LONDON — Archie Battersbee, a 12-year-old British boy whose life support was withdrawn after a legal battle between his parents and doctors, died Saturday, his mother said, ending another harrowing case of who does life and death decisions for a seriously ill child.
Archie had been in a deep coma since his mother found him unconscious at their home in Essex, southeast England, on April 7 with something tied around his neck. His mother, Hollie Dance, said he may have been participating in an online challenge.
In a series of rulings, judges found that Archie had suffered severe brain damage and that the burdens of treating his condition “together with the complete lack of prospect of recovery” outweighed the benefits of continuing to keep him alive on a ventilator.
Archie’s family appealed the decisions, saying they wanted to let him die at a time “chosen by God”. They argued that because of his Christian beliefs and the thoughts he had expressed in the past, Archie’s intention would be to continue on life support.
On Wednesday night, after unsuccessful appeals at three different courts in a week, the family asked for Archie to be moved to a hospice. Doctors at the Royal London Hospital refused because of the risks associated with moving him, saying it would likely cause “premature deterioration”, and the family’s legal efforts to overturn the decision were also rejected.
Ms Dance had described doctors’ decision to schedule a time to come off life support as a “choreographed execution of my son”. He asked why parents “have their decisions and rights taken away.”
In Britain, when parents and doctors disagree about what is in a child’s best interests, a court is called in to decide. Similar high-profile cases have emerged in recent years, such as those of Charlie Gard and Alfie Evans. Pope Francis stood on both of these occasions and Donald J. Trump, when he was president, offered help from the United States for 11-month-old Charlie.
Experts said such painful dilemmas reflected a shift from when doctors made the final call, with decisions viewed not only as medical but also ethical. If parents disagree with doctors, almost impossible questions arise, such as what kind of life is worth living and how serious a child’s condition must be before it is judged that there is no chance of recovery.
In Archie’s case, doctors said they believed his brain stem was dead. Due to the lack of response, however, doctors were unable to perform a full brainstem examination, so he was not declared legally brain dead.
At the hearings, the judges sided with the medical evidence supporting the conclusion that Archie had no prospect of recovery. They ruled that medical support “serves only to prolong his death, while it cannot prolong his life,” according to court documents.
Ms Dance said Archie’s condition was better than doctors described in court. He said she had shown signs of improvement, adding that he had even shaken her hand.
Archie’s father Paul Battersbee has kept a lower profile during the legal battles but has supported efforts to keep him on life support.

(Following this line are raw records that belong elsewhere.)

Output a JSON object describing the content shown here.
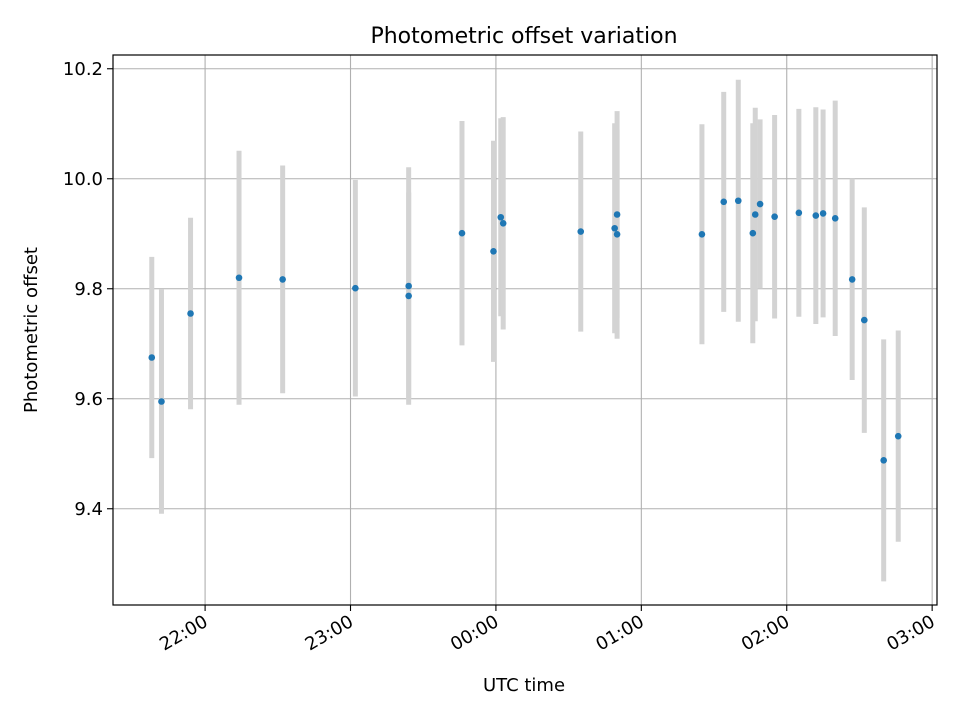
{
  "chart_data": {
    "type": "scatter",
    "title": "Photometric offset variation",
    "xlabel": "UTC time",
    "ylabel": "Photometric offset",
    "x_ticks": [
      "22:00",
      "23:00",
      "00:00",
      "01:00",
      "02:00",
      "03:00"
    ],
    "y_ticks": [
      "9.4",
      "9.6",
      "9.8",
      "10.0",
      "10.2"
    ],
    "xlim": [
      "21:22",
      "03:02"
    ],
    "ylim": [
      9.225,
      10.225
    ],
    "grid": true,
    "colors": {
      "points": "#1f77b4",
      "errorbars": "#d3d3d3",
      "grid": "#b0b0b0"
    },
    "points": [
      {
        "time": "21:38",
        "y": 9.675,
        "err": 0.183
      },
      {
        "time": "21:42",
        "y": 9.595,
        "err": 0.204
      },
      {
        "time": "21:54",
        "y": 9.755,
        "err": 0.174
      },
      {
        "time": "22:14",
        "y": 9.82,
        "err": 0.231
      },
      {
        "time": "22:32",
        "y": 9.817,
        "err": 0.207
      },
      {
        "time": "23:02",
        "y": 9.801,
        "err": 0.197
      },
      {
        "time": "23:24",
        "y": 9.805,
        "err": 0.216
      },
      {
        "time": "23:24",
        "y": 9.787,
        "err": 0.188
      },
      {
        "time": "23:46",
        "y": 9.901,
        "err": 0.204
      },
      {
        "time": "23:59",
        "y": 9.868,
        "err": 0.201
      },
      {
        "time": "00:02",
        "y": 9.93,
        "err": 0.18
      },
      {
        "time": "00:03",
        "y": 9.919,
        "err": 0.193
      },
      {
        "time": "00:35",
        "y": 9.904,
        "err": 0.182
      },
      {
        "time": "00:49",
        "y": 9.91,
        "err": 0.191
      },
      {
        "time": "00:50",
        "y": 9.935,
        "err": 0.188
      },
      {
        "time": "00:50",
        "y": 9.899,
        "err": 0.19
      },
      {
        "time": "01:25",
        "y": 9.899,
        "err": 0.2
      },
      {
        "time": "01:34",
        "y": 9.958,
        "err": 0.2
      },
      {
        "time": "01:40",
        "y": 9.96,
        "err": 0.22
      },
      {
        "time": "01:46",
        "y": 9.901,
        "err": 0.2
      },
      {
        "time": "01:47",
        "y": 9.935,
        "err": 0.194
      },
      {
        "time": "01:49",
        "y": 9.954,
        "err": 0.154
      },
      {
        "time": "01:55",
        "y": 9.931,
        "err": 0.185
      },
      {
        "time": "02:05",
        "y": 9.938,
        "err": 0.189
      },
      {
        "time": "02:12",
        "y": 9.933,
        "err": 0.197
      },
      {
        "time": "02:15",
        "y": 9.937,
        "err": 0.189
      },
      {
        "time": "02:20",
        "y": 9.928,
        "err": 0.214
      },
      {
        "time": "02:27",
        "y": 9.817,
        "err": 0.183
      },
      {
        "time": "02:32",
        "y": 9.743,
        "err": 0.205
      },
      {
        "time": "02:40",
        "y": 9.488,
        "err": 0.22
      },
      {
        "time": "02:46",
        "y": 9.532,
        "err": 0.192
      }
    ]
  }
}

Dominic Wilkinson, professor of medical ethics at the University of Oxford, said the issue came down to a fundamental question.
“It’s what medicine is for», he said. “It is to make us better, so that we can live and enjoy our lives. But sometimes all the medicine can do is prolong the dying phase. And sometimes medicine, frankly, does more harm than good.”
But, he added, on this issue, doctors and families sometimes disagreed.
“Families may sometimes want to prolong life at all costs,” he said, “while health professionals recognize that medicine has reached its natural limits.”
Last week, after the British Supreme Court refused to intervene to delay the withdrawal of life support, Ms. Dance applied to the United Nations Committee on the Rights of Persons with Disabilities, an arm of the agency’s human rights agency. The agency said it had asked the British government to refrain from withdrawing the treatment while the case was under review.
“All we’ve asked for is more time,” Ms Dance said in a statement at the time. “The urgency from the hospital and the courts is inexplicable.”
“I don’t believe there is anything ‘decent’ about planning Archie’s death,” he added. “Parents need support, not pressure.”
But on Monday, the court refused to extend a pause beyond noon on Tuesday, arguing that the Convention on the Rights of Persons with Disabilities, under which the United Nations committee had made its request, was a ” unincorporated international treaty’ and that the decision to withdraw life support could stand.
The family asked on Tuesday to appeal the decision to the Supreme Court, but the request was rejected. The next morning, they filed an application with the European Court of Human Rights, which declined to intervene.
On Saturday, shortly after his life support was withdrawn at 10am, Archie died.
“I wouldn’t want any other parents to go through what we went through,” Ms Dance told Times Radio on Wednesday, adding that she plans to continue to raise awareness of issues such as online challenges involving children and “use Archie’s story we hope they save their lives.”